二章
『簡単だろ? 助けた代わりに、俺を殺してくれればいい』
そんな声が聞こえた気がした。
ぼんやりとした薄青い光が瞳の奥に届く。ソフィアは、身体の正面にじりじりとした熱さを、そして背面にひんやりとした冷気を感じていた。
(殺してくれればいいって、……なんにも簡単じゃない……)
それとも、彼はそう感じているのだろうか――。
「……彼?」
ぱっと目を開ける。
強張った身体が軽くきしんだ。手をついて身体を起こすと、身体の上から毛布が滑り落ちる。

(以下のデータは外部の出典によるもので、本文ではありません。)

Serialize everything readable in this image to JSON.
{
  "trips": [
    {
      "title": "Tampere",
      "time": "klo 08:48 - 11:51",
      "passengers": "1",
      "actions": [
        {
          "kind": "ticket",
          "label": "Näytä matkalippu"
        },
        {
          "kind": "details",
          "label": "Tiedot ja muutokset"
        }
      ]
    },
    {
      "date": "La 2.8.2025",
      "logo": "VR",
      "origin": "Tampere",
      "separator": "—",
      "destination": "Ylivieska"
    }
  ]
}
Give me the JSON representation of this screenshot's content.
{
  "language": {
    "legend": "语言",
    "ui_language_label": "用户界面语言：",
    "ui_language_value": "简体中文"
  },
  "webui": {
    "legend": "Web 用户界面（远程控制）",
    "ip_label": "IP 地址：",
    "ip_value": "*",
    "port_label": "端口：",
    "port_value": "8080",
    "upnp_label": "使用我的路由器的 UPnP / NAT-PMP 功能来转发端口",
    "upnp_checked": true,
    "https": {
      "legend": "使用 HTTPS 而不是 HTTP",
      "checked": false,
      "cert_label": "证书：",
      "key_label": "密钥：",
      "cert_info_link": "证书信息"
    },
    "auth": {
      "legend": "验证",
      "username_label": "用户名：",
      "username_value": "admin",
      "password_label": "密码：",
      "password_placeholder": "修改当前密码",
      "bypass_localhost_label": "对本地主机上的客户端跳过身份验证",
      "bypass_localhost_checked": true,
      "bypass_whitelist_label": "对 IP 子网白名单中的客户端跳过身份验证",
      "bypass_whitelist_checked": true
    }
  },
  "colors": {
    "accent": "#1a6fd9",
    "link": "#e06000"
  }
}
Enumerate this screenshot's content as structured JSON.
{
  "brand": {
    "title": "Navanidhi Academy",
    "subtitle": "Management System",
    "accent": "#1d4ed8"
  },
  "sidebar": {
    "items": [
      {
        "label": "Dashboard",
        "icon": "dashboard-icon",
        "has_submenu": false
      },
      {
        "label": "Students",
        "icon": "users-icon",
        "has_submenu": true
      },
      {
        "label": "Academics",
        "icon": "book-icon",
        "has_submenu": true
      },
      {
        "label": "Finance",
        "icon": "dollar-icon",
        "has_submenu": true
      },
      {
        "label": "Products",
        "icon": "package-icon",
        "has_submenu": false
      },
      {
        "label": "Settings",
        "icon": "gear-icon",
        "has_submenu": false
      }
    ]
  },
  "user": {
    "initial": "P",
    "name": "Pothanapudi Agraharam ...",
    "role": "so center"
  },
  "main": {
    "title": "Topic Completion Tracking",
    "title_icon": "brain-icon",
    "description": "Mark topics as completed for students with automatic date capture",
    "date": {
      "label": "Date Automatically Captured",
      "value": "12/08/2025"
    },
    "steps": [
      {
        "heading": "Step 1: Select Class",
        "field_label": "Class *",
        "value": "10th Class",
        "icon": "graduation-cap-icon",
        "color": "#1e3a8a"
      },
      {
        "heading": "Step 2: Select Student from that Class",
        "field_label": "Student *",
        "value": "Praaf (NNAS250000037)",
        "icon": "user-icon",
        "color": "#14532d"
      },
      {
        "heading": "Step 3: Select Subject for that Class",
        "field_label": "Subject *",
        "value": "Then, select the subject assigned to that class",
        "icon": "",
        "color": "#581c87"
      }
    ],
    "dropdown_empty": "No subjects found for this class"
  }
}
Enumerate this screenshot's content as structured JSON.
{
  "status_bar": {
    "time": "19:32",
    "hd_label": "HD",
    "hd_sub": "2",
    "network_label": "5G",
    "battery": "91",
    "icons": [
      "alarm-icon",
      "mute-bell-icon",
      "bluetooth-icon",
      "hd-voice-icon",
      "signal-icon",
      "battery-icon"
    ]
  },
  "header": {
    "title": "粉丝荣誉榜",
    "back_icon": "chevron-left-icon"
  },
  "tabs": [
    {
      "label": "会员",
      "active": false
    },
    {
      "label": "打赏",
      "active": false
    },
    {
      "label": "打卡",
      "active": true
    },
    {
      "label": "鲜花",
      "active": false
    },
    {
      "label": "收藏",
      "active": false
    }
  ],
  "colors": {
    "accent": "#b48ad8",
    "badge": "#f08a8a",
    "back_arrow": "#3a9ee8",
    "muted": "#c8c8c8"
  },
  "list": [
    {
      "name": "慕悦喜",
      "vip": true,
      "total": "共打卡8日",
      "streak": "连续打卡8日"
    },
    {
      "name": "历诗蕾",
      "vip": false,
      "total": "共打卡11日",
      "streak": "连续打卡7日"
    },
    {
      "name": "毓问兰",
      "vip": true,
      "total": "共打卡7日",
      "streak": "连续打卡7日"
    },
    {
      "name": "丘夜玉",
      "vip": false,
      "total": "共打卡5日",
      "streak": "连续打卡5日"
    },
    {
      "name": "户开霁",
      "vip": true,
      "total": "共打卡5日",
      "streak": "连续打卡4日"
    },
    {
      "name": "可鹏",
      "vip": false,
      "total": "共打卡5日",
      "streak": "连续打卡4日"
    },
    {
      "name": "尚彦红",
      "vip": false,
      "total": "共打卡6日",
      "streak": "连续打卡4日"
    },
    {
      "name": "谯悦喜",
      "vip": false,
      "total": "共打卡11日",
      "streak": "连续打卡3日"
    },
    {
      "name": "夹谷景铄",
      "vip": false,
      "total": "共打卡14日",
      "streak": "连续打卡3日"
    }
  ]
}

目の前に鞘に入った灰の短剣が置いてあったので、反射的に握りしめた。そうすると、いくらか心が落ちついた。
「……わたし……」
見渡すと、埃っぽく、かなり暗い。
レンガの壁の、広い部屋だった。いや、部屋というよりは、なにかの施設のようだ。
大きな霊機炉が備えてあって、あとはがらんどう。古い建物ではなさそうだが、使われなくなって少なくとも数年は経っているように見える。ガラスを風が叩いて、びくりとした。
――夜。
「道理で真っ暗……」
稼働している霊機炉から漏れている青白い光が、かろうじてのところで空間を照らしてくれているのだけが幸いだ。
「霊機炉は一度動くとなかなか止められないからな」
「……!」
突然、背後から声がかかって飛び上がるほど驚いた。
恐る恐る振り向くと、いつの間にか、外に通じる大きな扉のところに背の高い影がある。大柄だが、鈍重な印象はまったくない。こうしてシルエットで見ると、俊敏な野生の獣を思わせた。
「ええと……あなたは、『新入り』さん……」
「ユルだよ。名乗っただろ」
そう。彼は、ユルと名乗ったアゼール人だ。
ソフィアはようやく、意識を失う前になにがあったのかを思い出した。
――ユルが、彼女を抱きかかえて汽車から渓谷へと飛び降りたのだ。
「助かったな、開拓時代の駅が近くにあってさ。霊機炉もまだ動いてるし」
「ま……待ってください。『助かったな』じゃなくて……」
いかにも普通のことのように言いながら歩いてくるユルから、慌てて後ずさる。
「どうしてこんなところに、というか、なんで助かったの――あっ。ま、待ってください、わ、わたし、着替えてる……」
見下ろすと、先ほどまで着ていたはずの白装束ではなくなっていた。どこにでもよくあるようなシャツにスカート――まるで町娘だ。
ユルは彼女の混乱を斟酌しなかった。あからさまに動揺し逃げ腰のソフィアの近くまで無遠慮に歩み寄り、しゃがみ込む。
「質問は順番にすれば? 服は、着替えさせただけだけど」
「着替えさせた?」
「川に落ちてずぶ濡れだから、そのままにしておくと危ないだろ。夜に気温が下がるのはわかりきってるんだから」
「えっ――」
「周りの家に服が残されててよかったよ。俺も着替えられたしな」
もはや、なにをどう言えばいいのかわからず、絶句した。彼女は一応、まだ十八歳の若い乙女だ。そして、彼は見たところ二十三、四の青年――ソフィアでなくとも、唖然とするはずだ。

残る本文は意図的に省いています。